- Prachi Singh |
Debenhams plc, in its trading update for the 6 weeks and the 18 weeks to January 5, 2019 said that against a challenging market backdrop, the group is currently on track to deliver current year profits in line with market expectations, supported by further identified cost savings. Group gross transaction value for 6 weeks declined 3.8 percent, with group like-for-like sales down 3.4 percent. In this period, the UK declined by 3.6 percent, with weak store footfall offset by growth in digital.
Commenting on the company’s performance, Sergio Bucher, Chief Executive of Debenhams, said in a statement: "We responded to a significant increase in promotional activity in the market, particularly in key seasonal categories, in order to remain competitive for our customers."

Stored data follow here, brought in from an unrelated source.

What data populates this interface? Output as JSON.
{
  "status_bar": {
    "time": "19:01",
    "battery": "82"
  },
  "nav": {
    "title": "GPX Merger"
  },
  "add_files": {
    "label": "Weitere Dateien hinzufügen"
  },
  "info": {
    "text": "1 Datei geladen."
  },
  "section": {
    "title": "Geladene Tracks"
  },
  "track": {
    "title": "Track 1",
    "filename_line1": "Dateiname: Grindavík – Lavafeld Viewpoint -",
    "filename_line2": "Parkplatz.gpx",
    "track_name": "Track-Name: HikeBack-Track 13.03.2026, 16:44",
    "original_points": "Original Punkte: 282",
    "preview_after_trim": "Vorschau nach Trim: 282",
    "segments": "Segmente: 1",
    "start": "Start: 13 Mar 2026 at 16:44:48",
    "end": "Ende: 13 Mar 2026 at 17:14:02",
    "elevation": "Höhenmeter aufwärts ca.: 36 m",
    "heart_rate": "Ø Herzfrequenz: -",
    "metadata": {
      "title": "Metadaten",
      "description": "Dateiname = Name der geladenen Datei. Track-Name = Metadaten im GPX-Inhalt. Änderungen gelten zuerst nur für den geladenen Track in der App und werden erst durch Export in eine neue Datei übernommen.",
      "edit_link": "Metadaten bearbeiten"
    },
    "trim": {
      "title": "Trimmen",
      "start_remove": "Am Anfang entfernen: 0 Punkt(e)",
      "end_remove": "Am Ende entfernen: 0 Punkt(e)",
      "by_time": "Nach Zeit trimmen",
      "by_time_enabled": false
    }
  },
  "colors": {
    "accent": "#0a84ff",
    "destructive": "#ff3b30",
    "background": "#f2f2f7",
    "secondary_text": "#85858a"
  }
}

For the 18 weeks, group gross transaction value declined 5.6 percent, with like-for-like sales down 5.7 percent. The UK was down 6.2 percent with International down 3.5 percent. The company added that digital sales have grown by 4.6 percent across the period.
Debenhams further said that the UK trading environment has continued to be volatile, as expected, with clear evidence that customers have been seeking out promotions. As a result, the company reinstated some promotional activity in order to be competitive and manage inventory tightly, which is expected to result in some gross margin erosion in the first half.
After a slow start to the season, group digital sales rose 6 percent in the 6 week period over peak against a strong comparative performance, delivering two year growth of over 20 percent supported by improved mobile conversion and customer experience.